# IPN - Independent Practitioner Network



## malachii (11 November 2004)

Anybody know why IPN has run so hard in the last 2 days?  Its up well over 25% and I can see no announcements and as far as I can tell there has been no coverage from any of the usual commentators to cause it.


----------



## king.jackson (28 September 2006)

*IPN - up 40%*

IPN has risen about 40% the last few weeks.

It's main shareholder is Sonic Health which if you dont know was itself a stock which went from 5cents to 15 dollars in 5 years.

Any thoughts? (Or are we only interested in mining stock that dig nothing out of the ground on this site?!)


----------



## king.jackson (10 October 2006)

Its been holding steady since its rise to 18 cents a few weeks ago and yesterday had a substantial volume traded (4million).

1,830,746 wanting to buy at 17.5 cents at close yesterday.

If IPN can do even half as well as its competitor Primary Health (which sits at 12 dollars) I'll be a very happy camper.


----------



## asx256 (11 October 2006)

*IPN - Independent Prac*

has any one watching this one? chart looks great.


----------



## king.jackson (13 October 2006)

*Re: IPN - Independent Prac*

Sure have, I bought in 2 weeks ago and am already up 30%!  

The buy volume is very good and after reading a few articles about this company I believe its completely undervalued. Its competitors are over 3 and 12 dollars.


----------



## asx256 (15 October 2006)

here is more info:

Price $0.21 
Shares on Issue 978,943,003 (owned 85% by SHL.asx)
Market Cap ($) 210,365,246  
EPS $0.55!!!!!!!!!
PE 38.18



SHL has couple of presentations and it mentioned that starting from mid 2006 IPN should grow 6 times its value until mid 2007. Well if what they say is accurate then IPN should be worth more than $1.20 by mid 2007 starting from November this year.


----------



## king.jackson (17 October 2006)

Im loving this stock. 

Currently up 50% and Im holding for the long run.


----------



## marc1 (31 January 2007)

king.jackson said:
			
		

> Im loving this stock.
> 
> Currently up 50% and Im holding for the long run.

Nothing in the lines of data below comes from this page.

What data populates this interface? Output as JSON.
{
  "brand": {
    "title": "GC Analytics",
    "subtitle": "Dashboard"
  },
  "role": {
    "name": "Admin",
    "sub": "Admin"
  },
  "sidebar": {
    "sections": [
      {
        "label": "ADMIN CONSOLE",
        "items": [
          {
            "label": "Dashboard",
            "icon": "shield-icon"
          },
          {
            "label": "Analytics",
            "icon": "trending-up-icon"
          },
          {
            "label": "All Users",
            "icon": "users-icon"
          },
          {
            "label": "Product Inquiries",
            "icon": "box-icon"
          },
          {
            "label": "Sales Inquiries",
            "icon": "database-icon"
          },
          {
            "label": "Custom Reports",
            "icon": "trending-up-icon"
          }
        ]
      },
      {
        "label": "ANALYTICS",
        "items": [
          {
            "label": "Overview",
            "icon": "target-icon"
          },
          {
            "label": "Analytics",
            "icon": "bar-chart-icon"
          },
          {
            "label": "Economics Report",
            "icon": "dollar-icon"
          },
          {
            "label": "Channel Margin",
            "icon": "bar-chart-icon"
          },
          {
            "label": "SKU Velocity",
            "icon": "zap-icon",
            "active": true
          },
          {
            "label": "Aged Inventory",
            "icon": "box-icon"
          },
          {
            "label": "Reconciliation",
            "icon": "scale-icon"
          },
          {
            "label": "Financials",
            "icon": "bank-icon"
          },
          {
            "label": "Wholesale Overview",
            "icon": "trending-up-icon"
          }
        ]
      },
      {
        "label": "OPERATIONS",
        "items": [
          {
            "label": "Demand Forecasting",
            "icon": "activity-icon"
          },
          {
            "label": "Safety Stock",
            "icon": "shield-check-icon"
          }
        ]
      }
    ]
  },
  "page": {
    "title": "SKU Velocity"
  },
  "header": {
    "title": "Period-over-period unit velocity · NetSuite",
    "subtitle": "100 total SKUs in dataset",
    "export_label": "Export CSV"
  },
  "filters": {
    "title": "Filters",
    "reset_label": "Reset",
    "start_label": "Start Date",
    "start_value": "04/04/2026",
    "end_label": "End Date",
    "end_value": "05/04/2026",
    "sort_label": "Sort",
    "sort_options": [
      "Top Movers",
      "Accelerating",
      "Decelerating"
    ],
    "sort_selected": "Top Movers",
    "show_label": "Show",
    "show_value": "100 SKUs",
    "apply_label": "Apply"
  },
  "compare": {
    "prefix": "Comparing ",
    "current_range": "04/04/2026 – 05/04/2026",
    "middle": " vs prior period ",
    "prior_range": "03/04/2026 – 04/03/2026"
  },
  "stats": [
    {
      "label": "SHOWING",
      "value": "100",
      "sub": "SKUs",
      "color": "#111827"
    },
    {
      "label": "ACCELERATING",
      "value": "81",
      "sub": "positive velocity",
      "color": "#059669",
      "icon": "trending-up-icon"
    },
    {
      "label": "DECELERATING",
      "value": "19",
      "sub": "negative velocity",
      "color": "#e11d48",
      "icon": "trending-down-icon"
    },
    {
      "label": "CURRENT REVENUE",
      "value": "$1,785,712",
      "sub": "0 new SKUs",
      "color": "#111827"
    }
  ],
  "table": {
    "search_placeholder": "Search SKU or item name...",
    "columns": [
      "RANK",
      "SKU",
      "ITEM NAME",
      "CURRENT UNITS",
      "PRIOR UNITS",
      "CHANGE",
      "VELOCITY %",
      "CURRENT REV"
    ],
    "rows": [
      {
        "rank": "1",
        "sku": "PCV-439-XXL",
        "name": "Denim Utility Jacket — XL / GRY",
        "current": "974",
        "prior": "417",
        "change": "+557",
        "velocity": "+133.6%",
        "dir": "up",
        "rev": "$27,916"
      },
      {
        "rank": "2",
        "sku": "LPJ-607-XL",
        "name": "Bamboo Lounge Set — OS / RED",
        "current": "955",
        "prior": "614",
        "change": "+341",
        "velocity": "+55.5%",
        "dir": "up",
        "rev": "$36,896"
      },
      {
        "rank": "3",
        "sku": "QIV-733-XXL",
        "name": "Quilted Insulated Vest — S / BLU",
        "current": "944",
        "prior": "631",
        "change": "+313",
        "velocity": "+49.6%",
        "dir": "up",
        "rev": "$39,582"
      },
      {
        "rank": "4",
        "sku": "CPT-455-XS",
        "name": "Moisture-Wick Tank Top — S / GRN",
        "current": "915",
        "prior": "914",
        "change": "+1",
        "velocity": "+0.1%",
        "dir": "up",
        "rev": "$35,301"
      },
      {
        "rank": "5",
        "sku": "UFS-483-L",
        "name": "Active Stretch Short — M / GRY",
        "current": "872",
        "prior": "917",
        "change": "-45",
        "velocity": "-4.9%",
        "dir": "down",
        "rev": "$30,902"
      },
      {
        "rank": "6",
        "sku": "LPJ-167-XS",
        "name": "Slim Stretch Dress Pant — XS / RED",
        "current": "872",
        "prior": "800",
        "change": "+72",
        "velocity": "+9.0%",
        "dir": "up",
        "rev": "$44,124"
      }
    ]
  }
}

King Jason i hope your still holding this one,looking very good atm

Is anyone else holding ??????

Check out the buy sell market dept and volume over the last few 
days guys.

Holding atm in @.23


----------



## king.jackson (3 February 2007)

I certainly am holding this stock. More than doubled last 4 months and still looking strong.

Should see this one hit the dollar mark this year as stated in AGM presentation.


----------